Note that the generated test is really LEA-specific, the majority of machine instructions gets modified by the pass. That's why the LEA pass takes ~25% of total compile time in this test.

qcolombet edited edge metadata.May 13 2016, 9:33 AM

Hi Andrey,

What change for the algorithm such that now we think it is also beneficial for performances whereas it was not previously?

Is it “just” because we did not benchmark it so far?

Cheers,
-Quentin

Hi Quentin,

Yes. When I was implementing the pass my primary target was code size, so I didn't check performance impact extensively (I checked only that there was no significant degradation on a couple of benchmarks). The obvious concern was that the RRL part of the pass may increase register pressure and that would hurt performance. The code size impact was really small so it was easier and safer to just enable it only for -Oz.

qcolombet added inline comments.May 16 2016, 6:39 PM
test/CodeGen/X86/lea-opt.ll
1 ↗(On Diff #55411)

Could you check both with and without the optimization running?

112 ↗(On Diff #55411)

I don’t get what is the problem with that specific part of the test.

If we want to test something else, writing a new test should be fine instead of fixing that one, shouldn’t it?

aturetsk updated this revision to Diff 57444.May 17 2016, 1:25 AM
aturetsk edited edge metadata.

Add a test for the case when the LEA pass is disabled.

aturetsk updated this revision to Diff 57445.May 17 2016, 1:53 AM

Add a test for the case when the LEA pass is disabled. (Take #2).

aturetsk added inline comments.May 17 2016, 2:05 AM
test/CodeGen/X86/lea-opt.ll
1–2 ↗(On Diff #57445)

Done.

137 ↗(On Diff #57445)

There are two LEA instructions in this test.

Before this patch, RRL part of the pass was disabled for 'optsize', so both LEAs were preserved and RemoveRedundantAddressCalculation part of the pass had to choose a LEA for substitution in load instructions. And it should choose not the closest one, but the one which would make a resulting displacement fit 1 byte (that's exactly what the test checks).

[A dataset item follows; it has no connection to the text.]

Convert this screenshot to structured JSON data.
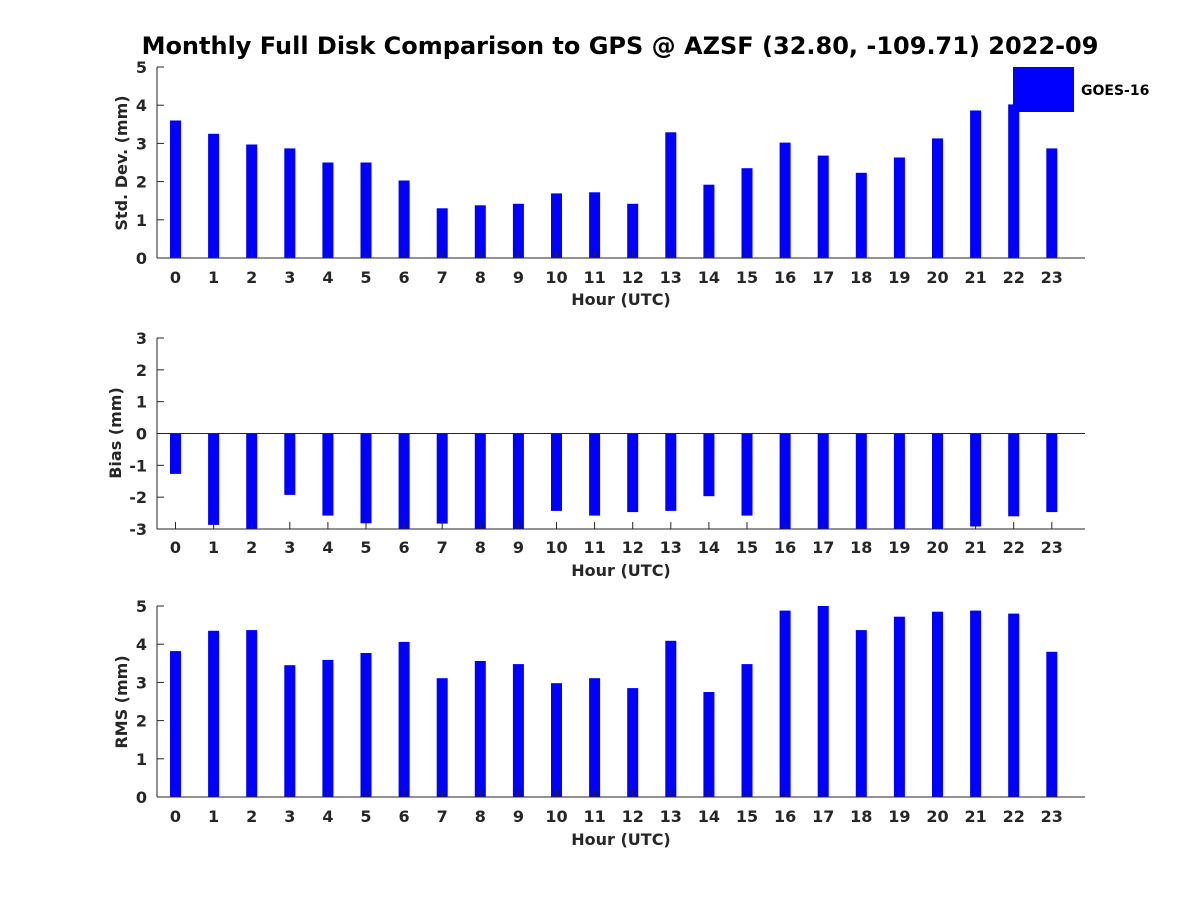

After this patch, RRL part of the pass is enabled for 'optsize'. And without the changes in the test I made it would remove one of the LEAs and thus RRAC part of the pass wouldn't need to choose a LEA for substitution (because only one remained). So the test would become useless.

qcolombet added inline comments.May 17 2016, 9:36 AM
test/CodeGen/X86/lea-opt.ll
1–2 ↗(On Diff #57445)

Could you factor out the common pattern under a CHECK file and move the rest in two different patterns ENABLED/DISABLED.
That way it would be easier to see the effects of the pass.
(I also suspect that DISABLED will be a superset of CHECK and ENABLED will be empty.)

(Note: you can use several check prefix on the command line with additional —check-prefix options.)

137 ↗(On Diff #57445)

Thanks for the clarification.

aturetsk updated this revision to Diff 57592.May 18 2016, 5:13 AM

Improve the test.

test/CodeGen/X86/lea-opt.ll
1–3 ↗(On Diff #57592)

Done.

qcolombet accepted this revision.May 18 2016, 11:07 AM
qcolombet edited edge metadata.
This revision is now accepted and ready to land.May 18 2016, 11:07 AM
This revision was automatically updated to reflect the committed changes.